De nombreuses personnes ne ressentent que rarement la faim car, pour différentes raisons, elles mangent avant d’avoir faim ou indépendamment de la faim : parce que c’est l’heure, parce que c’est « important » de ne pas sauter de repas, pour faire une pause, pour se changer les idées ou parce que le signal de la faim leur est désagréable.
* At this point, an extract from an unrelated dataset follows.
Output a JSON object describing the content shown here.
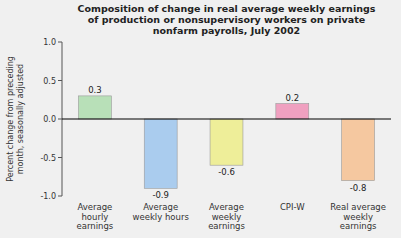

La faim et l’envie de manger sont parfois confondues. L’envie de manger correspond au désir de manger un aliment spécifique dont on attend du plaisir. Elle vient donc orienter nos choix alimentaires. Il est tout à fait normal de ressentir cette envie. Elle n’est toutefois pas forcément liée à la faim et ne se manifeste pas pour signaler un besoin physique. Elle peut être stimulée par des éléments liés au goût, au plaisir, aux sens : « c’est bon / cela sent bon / je vois des aliments dans une vitrine… et j‘ai envie de manger ces aliments ». Elle peut aussi être activée par des situations émotionnelles telles que le stress, l’angoisse, la nervosité, la tristesse, la colère, la peur…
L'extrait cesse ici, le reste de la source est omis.